Eu: Tá gostando, tá sua vagabunda!?( enchi a bunda dela com um tapa vigoroso)Toma mais pau, ordinária, rebola pra mim, rebola... Isso, boa menina( ela vira pra mim e me encara mordendo os lábios. Ta ficando suadinha, já) Que carinha é essa de dengosa? Tá satisfeita, não!? Não!? Então toma mais, porra!(outro tapa), quer mais?( balança a cabeça dizendo que sim), toma, filha da puta! ( fico em pé em cima da cama e monto que nem um cavalo abrindo aquele rabo com estocadas velozes.

A vontade de gozar tava tão forte que tive que respirar fundo e diminuir a velocidade para me controlar. Eu tava amando foder ela, até porque ela aprendeu a reter o prazer, também. Tava se segurando.

Deitamos de conchinha e continuamos a deliciosa currada. Senti uma ponta de ciúmes ao ser invadido em meus pensamentos a hipótese de um outro cara a comer. Comi então com mais força. Senti seu corpo amolecer e dar um suspiro profundo. Ela tinha gozado.

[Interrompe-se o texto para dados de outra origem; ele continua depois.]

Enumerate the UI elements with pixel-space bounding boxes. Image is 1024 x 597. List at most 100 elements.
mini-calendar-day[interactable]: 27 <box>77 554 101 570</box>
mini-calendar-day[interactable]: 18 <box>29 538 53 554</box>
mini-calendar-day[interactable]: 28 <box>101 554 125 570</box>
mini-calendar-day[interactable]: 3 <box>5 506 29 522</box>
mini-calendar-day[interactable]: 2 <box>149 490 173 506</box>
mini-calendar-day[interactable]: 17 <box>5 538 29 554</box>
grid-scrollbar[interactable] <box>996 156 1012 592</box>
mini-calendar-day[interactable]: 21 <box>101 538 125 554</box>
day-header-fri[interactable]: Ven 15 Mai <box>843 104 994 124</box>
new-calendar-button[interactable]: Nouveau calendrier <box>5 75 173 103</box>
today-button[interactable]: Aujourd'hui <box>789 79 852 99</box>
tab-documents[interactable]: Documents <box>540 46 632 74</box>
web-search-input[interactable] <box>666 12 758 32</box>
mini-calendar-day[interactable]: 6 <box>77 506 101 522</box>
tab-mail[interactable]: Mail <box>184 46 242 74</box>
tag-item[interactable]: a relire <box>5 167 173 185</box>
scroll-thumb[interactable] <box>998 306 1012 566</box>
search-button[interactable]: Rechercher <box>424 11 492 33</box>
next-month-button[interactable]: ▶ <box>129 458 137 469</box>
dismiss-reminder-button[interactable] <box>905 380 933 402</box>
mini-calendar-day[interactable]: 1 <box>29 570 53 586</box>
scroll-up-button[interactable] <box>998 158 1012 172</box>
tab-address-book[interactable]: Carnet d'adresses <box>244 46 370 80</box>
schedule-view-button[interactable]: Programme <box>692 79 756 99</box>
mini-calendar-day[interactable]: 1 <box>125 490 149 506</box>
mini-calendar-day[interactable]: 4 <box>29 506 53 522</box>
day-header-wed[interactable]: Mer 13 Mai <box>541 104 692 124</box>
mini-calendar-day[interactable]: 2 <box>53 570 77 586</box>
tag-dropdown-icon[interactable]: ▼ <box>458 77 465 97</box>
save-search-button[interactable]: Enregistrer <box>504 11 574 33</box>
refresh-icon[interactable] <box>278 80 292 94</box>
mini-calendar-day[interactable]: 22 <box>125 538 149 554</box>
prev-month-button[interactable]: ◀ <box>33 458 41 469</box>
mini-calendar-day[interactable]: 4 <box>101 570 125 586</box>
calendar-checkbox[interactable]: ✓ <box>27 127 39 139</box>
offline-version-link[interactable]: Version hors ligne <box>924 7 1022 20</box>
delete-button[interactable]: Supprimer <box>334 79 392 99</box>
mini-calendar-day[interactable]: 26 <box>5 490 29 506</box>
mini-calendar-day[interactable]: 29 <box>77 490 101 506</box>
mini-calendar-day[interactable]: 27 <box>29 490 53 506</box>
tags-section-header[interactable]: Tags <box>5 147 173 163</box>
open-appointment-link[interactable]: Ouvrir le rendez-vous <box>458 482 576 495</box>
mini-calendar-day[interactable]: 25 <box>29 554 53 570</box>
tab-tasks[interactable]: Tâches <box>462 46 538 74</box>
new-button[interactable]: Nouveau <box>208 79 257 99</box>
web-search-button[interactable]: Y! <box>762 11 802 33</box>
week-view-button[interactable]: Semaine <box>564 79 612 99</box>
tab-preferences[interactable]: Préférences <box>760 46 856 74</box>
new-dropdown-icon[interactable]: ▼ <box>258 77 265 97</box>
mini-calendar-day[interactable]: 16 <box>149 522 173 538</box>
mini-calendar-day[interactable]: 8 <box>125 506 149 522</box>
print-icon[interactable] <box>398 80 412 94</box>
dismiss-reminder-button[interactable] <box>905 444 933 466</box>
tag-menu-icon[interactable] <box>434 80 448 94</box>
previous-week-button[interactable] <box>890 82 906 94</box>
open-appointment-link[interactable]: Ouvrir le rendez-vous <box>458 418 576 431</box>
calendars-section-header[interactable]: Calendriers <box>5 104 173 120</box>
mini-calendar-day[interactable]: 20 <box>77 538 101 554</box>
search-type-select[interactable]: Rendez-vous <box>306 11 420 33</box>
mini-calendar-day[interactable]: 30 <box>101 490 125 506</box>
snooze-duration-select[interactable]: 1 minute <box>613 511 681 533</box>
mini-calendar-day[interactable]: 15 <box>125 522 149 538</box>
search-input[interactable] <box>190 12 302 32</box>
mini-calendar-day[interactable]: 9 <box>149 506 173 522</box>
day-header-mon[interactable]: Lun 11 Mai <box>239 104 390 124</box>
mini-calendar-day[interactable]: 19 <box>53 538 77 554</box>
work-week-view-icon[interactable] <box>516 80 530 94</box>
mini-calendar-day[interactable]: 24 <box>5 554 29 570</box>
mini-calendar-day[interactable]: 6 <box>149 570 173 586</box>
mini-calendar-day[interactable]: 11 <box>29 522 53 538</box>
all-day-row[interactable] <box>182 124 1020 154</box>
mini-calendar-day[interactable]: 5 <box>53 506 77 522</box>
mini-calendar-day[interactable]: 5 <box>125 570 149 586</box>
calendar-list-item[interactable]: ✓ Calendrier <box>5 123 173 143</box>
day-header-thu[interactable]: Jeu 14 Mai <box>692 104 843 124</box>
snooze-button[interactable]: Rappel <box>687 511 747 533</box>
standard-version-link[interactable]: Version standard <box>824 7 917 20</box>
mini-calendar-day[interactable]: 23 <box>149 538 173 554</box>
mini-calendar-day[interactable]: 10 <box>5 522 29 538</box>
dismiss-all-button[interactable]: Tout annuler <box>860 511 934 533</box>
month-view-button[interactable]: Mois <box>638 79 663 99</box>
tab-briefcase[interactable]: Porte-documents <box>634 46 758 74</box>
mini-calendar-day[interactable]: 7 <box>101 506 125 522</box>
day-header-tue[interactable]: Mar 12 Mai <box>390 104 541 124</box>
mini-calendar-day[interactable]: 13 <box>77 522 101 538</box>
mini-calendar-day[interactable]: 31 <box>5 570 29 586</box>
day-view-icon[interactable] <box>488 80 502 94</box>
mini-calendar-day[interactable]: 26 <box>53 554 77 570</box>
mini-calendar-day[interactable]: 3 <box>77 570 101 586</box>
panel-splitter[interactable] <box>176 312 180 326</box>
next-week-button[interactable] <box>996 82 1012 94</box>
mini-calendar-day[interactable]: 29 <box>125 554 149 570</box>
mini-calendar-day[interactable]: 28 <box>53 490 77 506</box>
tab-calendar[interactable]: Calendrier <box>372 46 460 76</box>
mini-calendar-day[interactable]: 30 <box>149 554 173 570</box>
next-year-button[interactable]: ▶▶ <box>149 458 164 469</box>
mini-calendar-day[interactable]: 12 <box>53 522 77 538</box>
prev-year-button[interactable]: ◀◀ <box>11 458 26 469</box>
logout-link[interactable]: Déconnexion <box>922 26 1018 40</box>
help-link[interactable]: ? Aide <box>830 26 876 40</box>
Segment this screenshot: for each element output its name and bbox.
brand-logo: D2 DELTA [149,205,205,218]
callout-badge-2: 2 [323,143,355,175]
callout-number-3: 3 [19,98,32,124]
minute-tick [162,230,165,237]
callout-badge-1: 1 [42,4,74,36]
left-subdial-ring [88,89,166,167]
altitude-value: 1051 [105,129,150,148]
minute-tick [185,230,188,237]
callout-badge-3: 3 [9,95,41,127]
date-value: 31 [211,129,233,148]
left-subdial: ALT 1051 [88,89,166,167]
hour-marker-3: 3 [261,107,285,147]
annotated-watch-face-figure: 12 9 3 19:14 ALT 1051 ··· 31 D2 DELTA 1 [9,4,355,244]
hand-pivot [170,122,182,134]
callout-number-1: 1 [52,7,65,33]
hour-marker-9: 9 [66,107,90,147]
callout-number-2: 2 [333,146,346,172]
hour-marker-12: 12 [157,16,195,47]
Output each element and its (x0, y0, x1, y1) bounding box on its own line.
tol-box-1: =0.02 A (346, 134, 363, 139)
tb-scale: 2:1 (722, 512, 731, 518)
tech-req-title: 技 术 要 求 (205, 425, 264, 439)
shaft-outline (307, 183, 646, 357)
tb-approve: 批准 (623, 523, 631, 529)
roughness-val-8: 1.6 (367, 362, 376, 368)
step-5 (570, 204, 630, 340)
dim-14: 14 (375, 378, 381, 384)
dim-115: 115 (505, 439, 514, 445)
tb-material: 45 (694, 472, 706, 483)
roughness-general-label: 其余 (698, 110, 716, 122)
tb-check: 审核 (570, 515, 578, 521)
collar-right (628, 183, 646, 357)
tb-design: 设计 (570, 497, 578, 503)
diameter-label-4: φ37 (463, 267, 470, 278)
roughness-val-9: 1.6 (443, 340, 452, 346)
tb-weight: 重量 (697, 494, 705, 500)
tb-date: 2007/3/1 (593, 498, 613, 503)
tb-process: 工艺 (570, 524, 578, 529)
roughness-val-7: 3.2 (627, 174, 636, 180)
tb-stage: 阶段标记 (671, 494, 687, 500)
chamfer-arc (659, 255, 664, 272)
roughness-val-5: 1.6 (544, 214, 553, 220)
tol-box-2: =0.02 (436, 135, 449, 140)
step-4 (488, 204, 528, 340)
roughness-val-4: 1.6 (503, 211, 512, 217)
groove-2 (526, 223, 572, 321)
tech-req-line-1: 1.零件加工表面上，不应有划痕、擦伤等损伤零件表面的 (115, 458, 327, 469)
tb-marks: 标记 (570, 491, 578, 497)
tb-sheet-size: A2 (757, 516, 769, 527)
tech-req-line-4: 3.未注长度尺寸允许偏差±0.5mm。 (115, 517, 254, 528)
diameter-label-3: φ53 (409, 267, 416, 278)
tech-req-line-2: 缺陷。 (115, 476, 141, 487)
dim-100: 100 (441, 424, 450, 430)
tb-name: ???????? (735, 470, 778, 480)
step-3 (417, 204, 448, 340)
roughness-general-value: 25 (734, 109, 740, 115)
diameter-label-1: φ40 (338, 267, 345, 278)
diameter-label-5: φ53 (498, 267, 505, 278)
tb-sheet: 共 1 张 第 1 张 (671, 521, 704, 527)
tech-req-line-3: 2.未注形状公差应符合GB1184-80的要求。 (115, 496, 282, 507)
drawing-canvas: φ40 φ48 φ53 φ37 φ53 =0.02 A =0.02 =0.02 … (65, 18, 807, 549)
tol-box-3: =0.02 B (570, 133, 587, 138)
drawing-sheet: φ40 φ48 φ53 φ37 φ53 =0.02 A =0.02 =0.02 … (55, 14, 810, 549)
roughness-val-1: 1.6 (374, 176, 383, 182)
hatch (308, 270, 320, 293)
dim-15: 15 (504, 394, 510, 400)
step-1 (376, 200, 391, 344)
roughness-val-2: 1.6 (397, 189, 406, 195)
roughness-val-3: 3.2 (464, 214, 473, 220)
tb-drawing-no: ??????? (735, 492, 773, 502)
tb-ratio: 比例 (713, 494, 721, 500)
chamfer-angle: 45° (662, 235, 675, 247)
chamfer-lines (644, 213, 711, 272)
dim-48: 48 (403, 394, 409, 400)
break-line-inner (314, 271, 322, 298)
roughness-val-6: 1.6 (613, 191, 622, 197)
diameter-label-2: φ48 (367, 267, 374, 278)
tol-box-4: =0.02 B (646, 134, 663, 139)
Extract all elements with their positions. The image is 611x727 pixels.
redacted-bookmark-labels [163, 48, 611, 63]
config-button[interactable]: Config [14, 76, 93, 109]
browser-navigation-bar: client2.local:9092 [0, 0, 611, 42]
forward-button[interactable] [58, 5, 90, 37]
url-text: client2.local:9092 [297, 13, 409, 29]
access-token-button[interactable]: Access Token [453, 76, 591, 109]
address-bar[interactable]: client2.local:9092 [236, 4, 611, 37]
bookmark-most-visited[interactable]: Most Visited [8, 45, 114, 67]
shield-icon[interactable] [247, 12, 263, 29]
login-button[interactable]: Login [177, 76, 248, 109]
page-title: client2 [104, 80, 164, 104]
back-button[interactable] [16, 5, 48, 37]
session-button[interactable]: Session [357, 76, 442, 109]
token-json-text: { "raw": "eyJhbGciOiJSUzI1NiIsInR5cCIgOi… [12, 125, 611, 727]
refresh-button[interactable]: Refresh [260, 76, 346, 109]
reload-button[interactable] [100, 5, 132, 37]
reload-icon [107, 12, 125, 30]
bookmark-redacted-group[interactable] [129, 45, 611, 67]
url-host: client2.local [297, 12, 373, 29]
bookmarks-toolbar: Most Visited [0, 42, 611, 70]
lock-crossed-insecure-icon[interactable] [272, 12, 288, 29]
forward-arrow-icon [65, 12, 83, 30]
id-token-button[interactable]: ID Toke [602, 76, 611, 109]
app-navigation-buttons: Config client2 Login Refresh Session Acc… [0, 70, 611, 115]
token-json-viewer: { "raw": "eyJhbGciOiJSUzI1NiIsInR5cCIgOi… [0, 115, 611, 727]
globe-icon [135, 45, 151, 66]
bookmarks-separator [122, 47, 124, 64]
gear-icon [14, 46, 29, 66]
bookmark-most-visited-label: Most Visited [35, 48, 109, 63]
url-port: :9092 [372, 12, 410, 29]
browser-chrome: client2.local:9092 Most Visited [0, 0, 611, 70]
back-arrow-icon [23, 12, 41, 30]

Deixei o fluxo vir com violência e enchi seu cuzinho de porra. Trocamos um beijo demorado e adormecemos coladinhos um no outro. Ao acordar, vi no celular que eram quase 13h. Vivi tava na cozinha terminando de preparar o almoço. Como estava de dieta não abusou da iguaria caseira dela, mas dividimos bons momentos num suculento talharim caseiro ao molho branco com carne assada e um vinho branco.

Viviane: Um dia ou outro não faz mal render-se aos prazeres da carne, não acha!? Kkkkkkk

Eu: Não te condeno por isso. Foi a pedida certa. E tudo que você faz é delicioso, Vivi. Desde a comida até a cama.

Viviane: Obrigada! Melhor que isso, só tendo você todo dia aqui para me esquentar na noite, acordar com seu corpo me confortando, invejo a Dani por isso!

Não por admitir a ela que sentia o mesmo. Aliás eu tava com medo dessa realidade: Estaria eu me apaixonando pela minha cliente!?

Procurei fugir aqueles pensamentos. Tinha que me ir embora para não dar pinta de nada. O duro foi se despedir.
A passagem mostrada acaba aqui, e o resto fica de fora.